Eaze, which aspires to be something of an Amazon for pot, has raised more than $50 million from tech investors such as DCM and Fresh VC. PAX Labs, whose cannabis vaporizers resemble Apple gadgets, has raised more than $100 million from Silicon Valley and institutional investors. And Baker Technologies, which is essentially a Salesforce for dispensaries, made it into 500 Startups' prestigious accelerator program in 2015.
Although it's difficult to discern how big a role tech's design influence has played in growing cannabis sales, tech workers believe any design that removes some of the stigma of pot and lowers the barrier to entry is a good thing.
"It's familiarity," said Sheena Shiravi, Eaze's director of communications. "We didn't have to change consumer behavior when we launched Eaze. People expect to get things on demand and through an app, so it was about giving people what they know and what they're comfortable with."
But sleekly designed products aren't always the best sellers, Dayton said.

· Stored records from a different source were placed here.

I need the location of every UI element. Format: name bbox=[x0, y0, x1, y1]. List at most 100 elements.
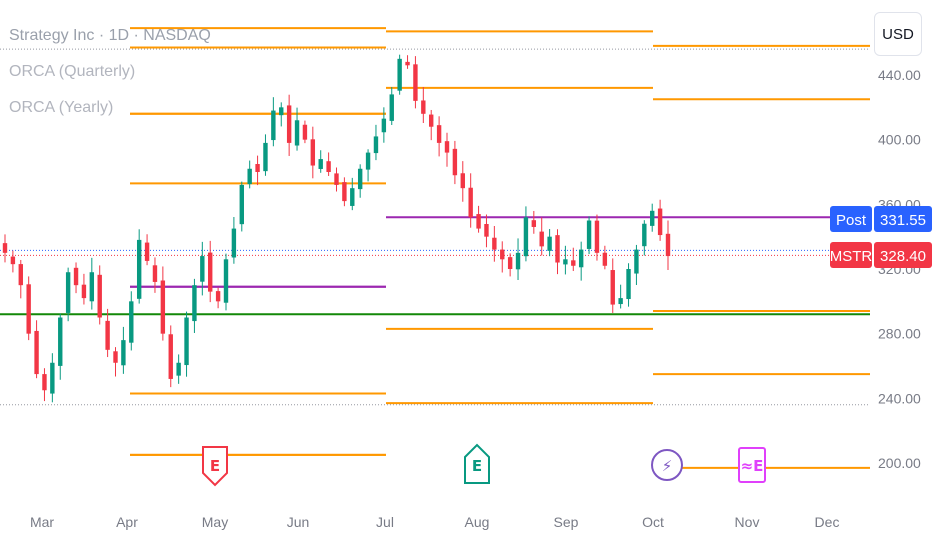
candle-body bbox=[231, 228, 237, 258]
candle-body bbox=[121, 340, 126, 366]
candle-body bbox=[136, 239, 142, 299]
x-tick-label: May bbox=[202, 514, 228, 530]
y-tick-label: 240.00 bbox=[878, 390, 921, 406]
candle-body bbox=[610, 270, 615, 305]
price-badge-value-bg bbox=[874, 242, 932, 268]
upcoming-earnings-icon[interactable] bbox=[738, 447, 766, 483]
price-badge-label-bg bbox=[830, 206, 872, 232]
candle-body bbox=[507, 257, 513, 269]
earnings-event-icon[interactable] bbox=[464, 443, 490, 484]
candle-body bbox=[515, 252, 521, 270]
candle-body bbox=[215, 291, 221, 302]
dividend-event-icon[interactable] bbox=[651, 449, 683, 481]
candle-body bbox=[460, 173, 465, 189]
price-badge-label-bg bbox=[830, 242, 872, 268]
candle-body bbox=[223, 259, 229, 303]
candle-body bbox=[539, 231, 544, 247]
candle-body bbox=[160, 280, 166, 334]
chart-legend: Strategy Inc · 1D · NASDAQ ORCA (Quarter… bbox=[9, 22, 211, 130]
candle-body bbox=[97, 274, 102, 318]
candle-body bbox=[176, 362, 181, 376]
candle-body bbox=[405, 61, 410, 66]
x-tick-label: Nov bbox=[735, 514, 760, 530]
candle-body bbox=[602, 252, 608, 266]
candle-body bbox=[113, 351, 118, 363]
candle-body bbox=[642, 223, 647, 247]
candle-body bbox=[626, 269, 631, 300]
candle-body bbox=[263, 142, 268, 172]
candle-body bbox=[594, 220, 600, 253]
earnings-event-icon[interactable] bbox=[202, 446, 228, 487]
candle-body bbox=[168, 334, 173, 379]
candle-body bbox=[342, 182, 347, 202]
candle-body bbox=[302, 124, 308, 140]
candle-body bbox=[310, 139, 316, 166]
candle-body bbox=[73, 267, 79, 286]
x-tick-label: Jun bbox=[287, 514, 310, 530]
candle-body bbox=[2, 243, 8, 253]
x-tick-label: Jul bbox=[376, 514, 394, 530]
candle-body bbox=[657, 208, 663, 236]
candle-body bbox=[444, 141, 450, 153]
candle-body bbox=[208, 252, 213, 292]
candle-body bbox=[42, 374, 47, 391]
candle-body bbox=[26, 284, 31, 334]
candle-body bbox=[563, 259, 568, 265]
candle-body bbox=[547, 236, 552, 251]
candle-body bbox=[389, 94, 394, 121]
candle-body bbox=[436, 125, 442, 143]
candle-body bbox=[413, 64, 418, 101]
candle-body bbox=[334, 173, 339, 185]
event-label: ⚡ bbox=[662, 457, 673, 475]
candle-body bbox=[429, 114, 434, 127]
candle-body bbox=[373, 136, 379, 154]
event-label: ≈E bbox=[741, 457, 764, 475]
candle-body bbox=[18, 264, 23, 286]
y-tick-label: 280.00 bbox=[878, 326, 921, 342]
candle-body bbox=[586, 220, 592, 249]
indicator-orca-yearly[interactable]: ORCA (Yearly) bbox=[9, 99, 114, 116]
x-tick-label: Apr bbox=[116, 514, 138, 530]
candle-body bbox=[571, 260, 576, 266]
candle-body bbox=[144, 242, 150, 261]
x-tick-label: Dec bbox=[815, 514, 840, 530]
chart-title[interactable]: Strategy Inc · 1D · NASDAQ bbox=[9, 27, 211, 44]
candle-body bbox=[239, 184, 244, 225]
candle-body bbox=[531, 220, 537, 227]
candle-body bbox=[500, 249, 505, 260]
price-badge-value-bg bbox=[874, 206, 932, 232]
candle-body bbox=[397, 58, 402, 91]
candle-body bbox=[255, 164, 260, 172]
candle-body bbox=[484, 223, 489, 237]
candle-body bbox=[81, 284, 87, 299]
candle-body bbox=[184, 317, 189, 366]
candle-body bbox=[152, 265, 158, 282]
event-label: E bbox=[472, 457, 482, 475]
candle-body bbox=[271, 110, 276, 141]
price-badge-value: 331.55 bbox=[880, 212, 926, 229]
candle-body bbox=[665, 233, 671, 257]
currency-button[interactable]: USD bbox=[874, 12, 922, 56]
x-tick-label: Aug bbox=[465, 514, 490, 530]
candle-body bbox=[34, 330, 39, 375]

In fact, he believes that investor preference for highly designed products, and the influx of workers with technology backgrounds who live in largely affluent areas such as Silicon Valley, could potentially do a disservice to the cannabis industry.
"While it's trendy to appeal to the wealthy, high-end consumer, most people in the country aren't wealthy consumers," Dayton said.
Despite the growing influence of tech-inspired firms in the cannabis industry, he doubts the entire sector will embrace a Silicon Valley ideology. While some of the most-hyped companies in the marijuana trade are taking pages from the tech playbook, traditional cannabis products, such as the colorfully packaged Cheeba Chews brand, continue to sell well.
But he says there's plenty of room in the industry for people willing to take a bet on the next big thing.
"This is where social networking or wearables or e-commerce was a few years ago," Dayton said. "These people in Silicon Valley are pioneering spirits, and pioneering spirits look for pioneering industries to be part of."